Marathon du Mont-Blanc 2023 : Nienke Brinkman imbattable ?

Difficile d’imaginer qui pourra battre Nienke Brinkman, tant la Néerlandaise fait figure de super favorite. Blessée et absente à Zegama, celle qui vise la victoire finale sur cette GTWS 2023 aura à cœur de marquer des gros points dès cette étape. Seul frein possible à une super performance de cette athlète hors norme, le fait qu’elle ne connaisse pas le terrain. Face à elle, les meilleures de Zegama seront là pour contrarier ses plans. À commencer par le trio qui est monté sur le podium au Pays Basque, l’Allemande Daniela Oemus, 6ème du trail court à Innsbruck, la Néo-Zélandaise Caitlin Fielder, 2ème l’an dernier à Chamonix derrière Sara Alonso et 12ème du trail court à Innsbruck, et la Suissesse Theres Lebœuf, 8ème l’an dernier.

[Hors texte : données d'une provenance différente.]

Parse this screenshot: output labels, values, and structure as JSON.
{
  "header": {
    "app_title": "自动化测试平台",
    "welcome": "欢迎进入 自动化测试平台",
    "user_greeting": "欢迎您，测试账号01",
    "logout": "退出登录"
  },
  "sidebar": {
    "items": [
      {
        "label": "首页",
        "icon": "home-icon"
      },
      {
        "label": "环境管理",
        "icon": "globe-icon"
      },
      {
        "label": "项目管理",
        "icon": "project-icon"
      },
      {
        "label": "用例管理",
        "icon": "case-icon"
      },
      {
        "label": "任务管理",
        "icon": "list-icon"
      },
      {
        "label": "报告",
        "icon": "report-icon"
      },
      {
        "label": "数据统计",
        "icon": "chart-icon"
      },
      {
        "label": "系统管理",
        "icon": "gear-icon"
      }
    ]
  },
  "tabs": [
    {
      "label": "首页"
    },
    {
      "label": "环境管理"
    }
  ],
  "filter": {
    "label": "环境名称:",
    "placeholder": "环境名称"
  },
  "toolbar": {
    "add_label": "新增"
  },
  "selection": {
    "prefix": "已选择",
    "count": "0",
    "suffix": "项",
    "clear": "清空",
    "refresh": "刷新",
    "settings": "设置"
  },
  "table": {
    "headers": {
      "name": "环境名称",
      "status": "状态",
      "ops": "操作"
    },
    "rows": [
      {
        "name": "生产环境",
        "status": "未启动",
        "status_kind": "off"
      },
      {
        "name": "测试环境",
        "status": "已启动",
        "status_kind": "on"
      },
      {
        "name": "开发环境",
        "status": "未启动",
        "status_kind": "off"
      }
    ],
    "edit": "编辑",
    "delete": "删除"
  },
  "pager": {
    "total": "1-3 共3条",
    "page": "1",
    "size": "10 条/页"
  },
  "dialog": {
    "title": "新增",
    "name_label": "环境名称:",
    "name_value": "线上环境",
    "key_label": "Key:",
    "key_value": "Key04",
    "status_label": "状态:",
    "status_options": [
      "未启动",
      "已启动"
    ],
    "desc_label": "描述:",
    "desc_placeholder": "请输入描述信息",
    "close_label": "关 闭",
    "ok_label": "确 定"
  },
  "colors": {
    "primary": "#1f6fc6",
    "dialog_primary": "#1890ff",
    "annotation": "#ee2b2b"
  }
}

Parmi les autres candidates au podium de cette course très ouverte, il faudra suivre la Chinoise Miao Yao, l’Américaine Sophia Laukli, la Népalaise Sunmaya Budhia, la Tchèque Marcela Vasinova, 5ème l’an dernier et 12ème du trail long à Innsbruck, et l’Italienne Fabiola Conti, 7ème en 2022 et 18ème du trail court à Innsbruck.

Côté français, on attend avec impatience le retour sur le devant de la scène d’Anaïs Sabrié, qui après avoir fait jeu égal avec Sara Alonso dans la première partie de course, avait fini au pied du podium l’an dernier. Sans oublier Mathilde Sagnes, qui après avoir abandonné à Zegama, vient de s’imposer sur le format 50K du Trail du Saint-Jacques by UTMB et découvrira le parcours.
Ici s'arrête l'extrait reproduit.